Cargo claims from damage due to water originating from cargo hold bilge systems

Claims arising from cargo hold bilge systems are a concern for the American Club
Claims arising from cargo hold bilge systems are a concern for the American Club

The American Club has warned operators to be vigilant in light of a number of recent claims arising from damage caused by water originating from cargo hold bilge systems.

Specifically, the American Club says:

– Debris lodges in the non-return valves fitted in the hold bilge pumping systems, preventing them from operating as designed to ensure that water cannot flow back via the bilge line, into the hold bilge wells and thereafter into the cargo hold;
– Manually operated valves in the interconnected bilge, ballast and fire lines are left open following completion of operations, allowing water to enter the bilge line and into the bilge wells/cargo hold in the event of non-return valve failure.

Taking the above into consideration, vessel crews are urged to adopt the following preventative measures to ensure that cargo hold bilge systems are functioning properly so as to prevent such incidents.

Things to be aware of:

– A significant share of incidents has resulted from a lack of familiarity with the bilge system.
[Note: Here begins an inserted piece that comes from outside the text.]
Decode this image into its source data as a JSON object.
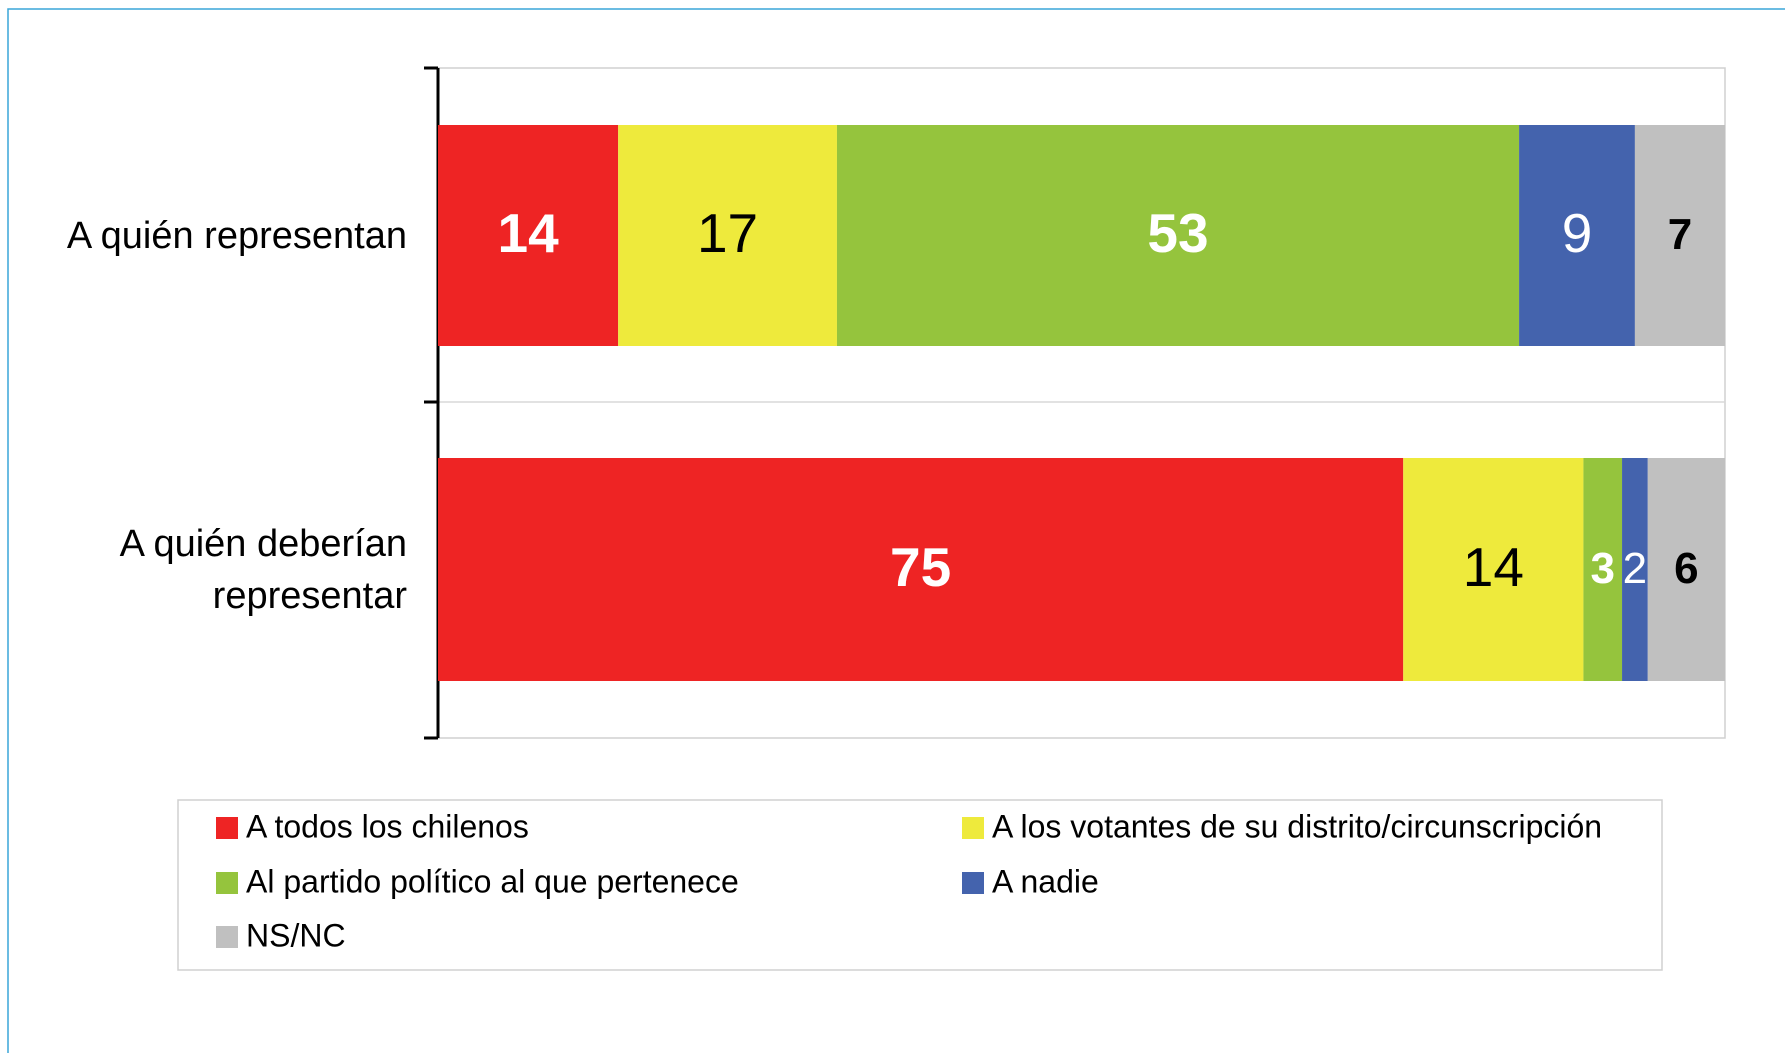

The vessel’s crew should be familiar with the unique characteristics of the vessel’s bilge system. This includes understanding the schematic layout of the bilge system, mimic boards, remote actuators, any cross functionality with such systems as the ballast management system, emergency firefighting system, etc.
– Inspection and testing of cargo hold bilge system non-return valves should be included in routine pre-loading checks of the holds.
– Bilge system valves and pipework require to be periodically checked and maintained as part of the planned maintenance system.
– Rigorous procedures should be in place to prevent valves being left open when not in use.
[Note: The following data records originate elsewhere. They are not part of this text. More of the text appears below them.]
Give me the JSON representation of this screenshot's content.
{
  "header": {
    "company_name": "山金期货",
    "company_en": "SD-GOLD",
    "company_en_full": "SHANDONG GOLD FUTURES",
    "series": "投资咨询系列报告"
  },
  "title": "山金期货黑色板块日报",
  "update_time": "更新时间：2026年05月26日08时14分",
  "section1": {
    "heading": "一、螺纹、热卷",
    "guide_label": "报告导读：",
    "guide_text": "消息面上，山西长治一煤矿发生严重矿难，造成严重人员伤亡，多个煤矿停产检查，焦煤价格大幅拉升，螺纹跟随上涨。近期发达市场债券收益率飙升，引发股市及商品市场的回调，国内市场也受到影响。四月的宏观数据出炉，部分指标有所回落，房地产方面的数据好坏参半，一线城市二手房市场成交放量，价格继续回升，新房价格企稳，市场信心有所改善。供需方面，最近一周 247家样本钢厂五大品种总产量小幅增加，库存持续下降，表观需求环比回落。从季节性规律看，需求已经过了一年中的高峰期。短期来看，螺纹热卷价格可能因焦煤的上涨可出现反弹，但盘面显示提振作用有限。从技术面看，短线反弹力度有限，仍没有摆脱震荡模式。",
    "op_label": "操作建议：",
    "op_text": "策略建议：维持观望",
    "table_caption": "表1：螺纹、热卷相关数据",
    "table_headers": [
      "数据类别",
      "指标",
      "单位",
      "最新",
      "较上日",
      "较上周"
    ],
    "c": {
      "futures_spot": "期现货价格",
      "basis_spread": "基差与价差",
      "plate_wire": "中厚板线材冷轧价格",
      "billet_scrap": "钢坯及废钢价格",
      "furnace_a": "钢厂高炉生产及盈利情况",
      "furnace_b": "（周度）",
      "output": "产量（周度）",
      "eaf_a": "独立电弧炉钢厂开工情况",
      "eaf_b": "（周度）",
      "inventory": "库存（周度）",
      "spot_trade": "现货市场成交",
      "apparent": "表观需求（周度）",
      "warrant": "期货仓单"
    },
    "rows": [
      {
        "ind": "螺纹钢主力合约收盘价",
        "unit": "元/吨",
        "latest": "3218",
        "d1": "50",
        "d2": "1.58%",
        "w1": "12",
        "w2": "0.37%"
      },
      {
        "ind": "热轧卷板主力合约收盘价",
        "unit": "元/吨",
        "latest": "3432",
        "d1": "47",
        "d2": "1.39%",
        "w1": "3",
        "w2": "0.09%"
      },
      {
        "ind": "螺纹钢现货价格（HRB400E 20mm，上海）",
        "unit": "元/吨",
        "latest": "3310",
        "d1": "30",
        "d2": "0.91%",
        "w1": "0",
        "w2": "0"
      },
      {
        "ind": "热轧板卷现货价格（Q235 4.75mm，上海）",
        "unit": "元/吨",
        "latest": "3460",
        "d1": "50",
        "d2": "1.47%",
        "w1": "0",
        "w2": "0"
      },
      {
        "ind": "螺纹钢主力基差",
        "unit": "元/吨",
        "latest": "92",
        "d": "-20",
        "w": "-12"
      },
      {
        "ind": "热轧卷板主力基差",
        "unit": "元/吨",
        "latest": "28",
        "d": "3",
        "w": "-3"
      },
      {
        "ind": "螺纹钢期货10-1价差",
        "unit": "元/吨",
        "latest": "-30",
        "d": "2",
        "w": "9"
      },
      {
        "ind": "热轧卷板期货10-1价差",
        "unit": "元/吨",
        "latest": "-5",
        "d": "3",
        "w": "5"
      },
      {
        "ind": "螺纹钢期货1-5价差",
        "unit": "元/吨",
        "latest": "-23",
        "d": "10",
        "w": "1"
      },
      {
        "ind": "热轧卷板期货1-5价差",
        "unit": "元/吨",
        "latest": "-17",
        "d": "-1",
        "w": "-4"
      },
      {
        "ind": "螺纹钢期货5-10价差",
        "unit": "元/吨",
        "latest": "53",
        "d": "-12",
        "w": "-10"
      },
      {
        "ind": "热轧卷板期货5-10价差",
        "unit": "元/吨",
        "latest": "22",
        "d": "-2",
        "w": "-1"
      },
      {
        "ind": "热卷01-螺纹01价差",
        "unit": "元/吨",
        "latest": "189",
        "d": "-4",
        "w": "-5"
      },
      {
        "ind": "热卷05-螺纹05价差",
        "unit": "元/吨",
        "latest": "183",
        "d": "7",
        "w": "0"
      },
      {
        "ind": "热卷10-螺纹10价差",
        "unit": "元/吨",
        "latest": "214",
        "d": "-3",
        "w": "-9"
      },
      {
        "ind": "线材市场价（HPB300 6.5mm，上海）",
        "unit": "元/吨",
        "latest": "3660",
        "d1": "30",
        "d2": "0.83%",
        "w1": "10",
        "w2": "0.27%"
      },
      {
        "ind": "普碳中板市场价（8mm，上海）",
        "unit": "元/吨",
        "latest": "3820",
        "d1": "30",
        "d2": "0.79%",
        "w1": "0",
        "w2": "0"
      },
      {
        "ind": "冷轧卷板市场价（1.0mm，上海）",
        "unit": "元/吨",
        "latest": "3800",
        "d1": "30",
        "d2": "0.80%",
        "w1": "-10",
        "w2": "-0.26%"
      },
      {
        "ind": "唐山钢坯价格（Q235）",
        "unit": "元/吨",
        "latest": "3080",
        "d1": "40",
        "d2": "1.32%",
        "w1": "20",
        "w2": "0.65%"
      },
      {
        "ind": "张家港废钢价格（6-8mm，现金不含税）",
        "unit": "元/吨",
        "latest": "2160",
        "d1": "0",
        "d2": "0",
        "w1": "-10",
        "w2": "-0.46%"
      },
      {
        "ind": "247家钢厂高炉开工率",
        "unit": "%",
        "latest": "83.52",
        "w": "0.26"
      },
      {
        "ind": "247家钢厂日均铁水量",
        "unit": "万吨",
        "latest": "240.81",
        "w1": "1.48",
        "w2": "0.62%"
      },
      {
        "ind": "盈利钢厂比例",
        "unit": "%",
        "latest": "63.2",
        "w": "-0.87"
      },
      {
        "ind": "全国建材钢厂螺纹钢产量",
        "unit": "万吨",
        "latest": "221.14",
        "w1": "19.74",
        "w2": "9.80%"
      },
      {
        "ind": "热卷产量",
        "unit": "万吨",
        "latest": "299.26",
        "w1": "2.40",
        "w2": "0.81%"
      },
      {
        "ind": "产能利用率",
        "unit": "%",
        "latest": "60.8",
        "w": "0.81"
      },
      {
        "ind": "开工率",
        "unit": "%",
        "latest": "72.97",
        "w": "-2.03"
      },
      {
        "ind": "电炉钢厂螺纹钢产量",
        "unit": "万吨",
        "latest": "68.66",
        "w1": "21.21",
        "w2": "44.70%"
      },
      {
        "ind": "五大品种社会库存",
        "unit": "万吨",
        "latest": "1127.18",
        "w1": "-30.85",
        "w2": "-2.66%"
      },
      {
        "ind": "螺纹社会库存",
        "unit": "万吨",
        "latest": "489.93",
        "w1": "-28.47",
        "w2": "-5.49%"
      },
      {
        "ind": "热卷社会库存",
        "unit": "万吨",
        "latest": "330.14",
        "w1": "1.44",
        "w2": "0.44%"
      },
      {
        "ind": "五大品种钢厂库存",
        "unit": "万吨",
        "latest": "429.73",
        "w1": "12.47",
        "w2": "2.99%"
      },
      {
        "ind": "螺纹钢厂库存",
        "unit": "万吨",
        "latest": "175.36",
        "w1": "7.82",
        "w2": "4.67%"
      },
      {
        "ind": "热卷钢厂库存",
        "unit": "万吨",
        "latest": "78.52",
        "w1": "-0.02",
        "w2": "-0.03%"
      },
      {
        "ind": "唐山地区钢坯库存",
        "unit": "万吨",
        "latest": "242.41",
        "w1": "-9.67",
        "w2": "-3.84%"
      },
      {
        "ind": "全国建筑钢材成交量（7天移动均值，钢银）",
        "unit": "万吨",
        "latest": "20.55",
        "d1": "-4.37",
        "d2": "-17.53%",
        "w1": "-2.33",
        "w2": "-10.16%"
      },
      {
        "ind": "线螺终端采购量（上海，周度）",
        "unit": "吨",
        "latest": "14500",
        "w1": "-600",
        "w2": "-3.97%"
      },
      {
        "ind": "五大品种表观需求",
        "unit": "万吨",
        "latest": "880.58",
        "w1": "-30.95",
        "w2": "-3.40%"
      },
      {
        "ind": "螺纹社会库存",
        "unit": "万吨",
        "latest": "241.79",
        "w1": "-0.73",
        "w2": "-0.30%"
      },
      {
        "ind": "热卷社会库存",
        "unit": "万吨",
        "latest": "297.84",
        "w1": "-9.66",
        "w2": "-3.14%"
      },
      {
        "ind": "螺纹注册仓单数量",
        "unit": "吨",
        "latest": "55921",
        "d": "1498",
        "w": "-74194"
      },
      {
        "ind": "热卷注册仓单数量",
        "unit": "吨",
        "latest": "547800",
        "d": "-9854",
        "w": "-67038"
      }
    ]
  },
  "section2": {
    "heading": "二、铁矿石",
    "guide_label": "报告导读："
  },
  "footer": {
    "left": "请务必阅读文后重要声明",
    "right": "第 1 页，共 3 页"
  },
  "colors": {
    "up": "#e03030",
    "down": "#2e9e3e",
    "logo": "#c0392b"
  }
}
Cleaning of cargo holds in preparation for cargo

– After washing down, any residual cargo should be removed from bilge system intake suctions to keep solid materials from entering and clogging the bilge system.
– The perforated plate bilge well covers should be cleaned of debris that could prevent water from flowing into the bilge wells.
– If dry cargoes in bulk are to be loaded, plate covers should be covered with burlap and secured with marine tape prior to loading cargo. The burlap will help to prevent coarse size particles from entering and blocking the bilge system.
– Bilge well suction pipes should be fitted with removable strainer baskets (e.g., strum or rose box) and/or equipped with a mud box to capture debris while washing cargo holds. These should be cleaned as regularly as necessary during the washing period.
– Upon completion of washing cargo holds, any remaining water and residual solid materials should be cleared from the bilge well.

Inspection and testing

– Bilge wells should be cleaned and dry for inspection before loading cargo.
– Records should be maintained in the deck log of inspections and tests of the bilge system.
– Bilge system sounding pipes should be inspected as they can become filled with cargo residues in bilge wells that dry and solidify resulting in blockage. This can be prevented by hosing the sounding pipes with water from deck level or by using a pressured airline to clear the pipe. Cleaning and clearing of sounding pipes should be conducted after cargo holds have been washed and bilges have been cleaned.
– All valves in the drain/bilge system should be checked and labelling kept in good order.
– Ensure that the non-return valves fitted in the cargo holds’ bilge pumping system are fully functional. The simplest way to perform this test is to stop the bilge pump for 20 to 30 seconds. If water does not return to the bilge well through the suction pipe, the non-return valve is functioning correctly. Should water enter the hold’s bilge, the non-return valve may be stuck, worn or damaged, and should be opened up and repaired.
– If the vessel is fitted with any bilge alarms, they should be tested and confirmed as functioning properly.
– Remotely actuated cargo hold bilge suction valves should be routinely checked to ensure they are functioning properly.
– Any bilge system control mimic boards should be regularly tested to ensure it is functioning properly.
– Bilge soundings should be taken daily and recorded in the deck log.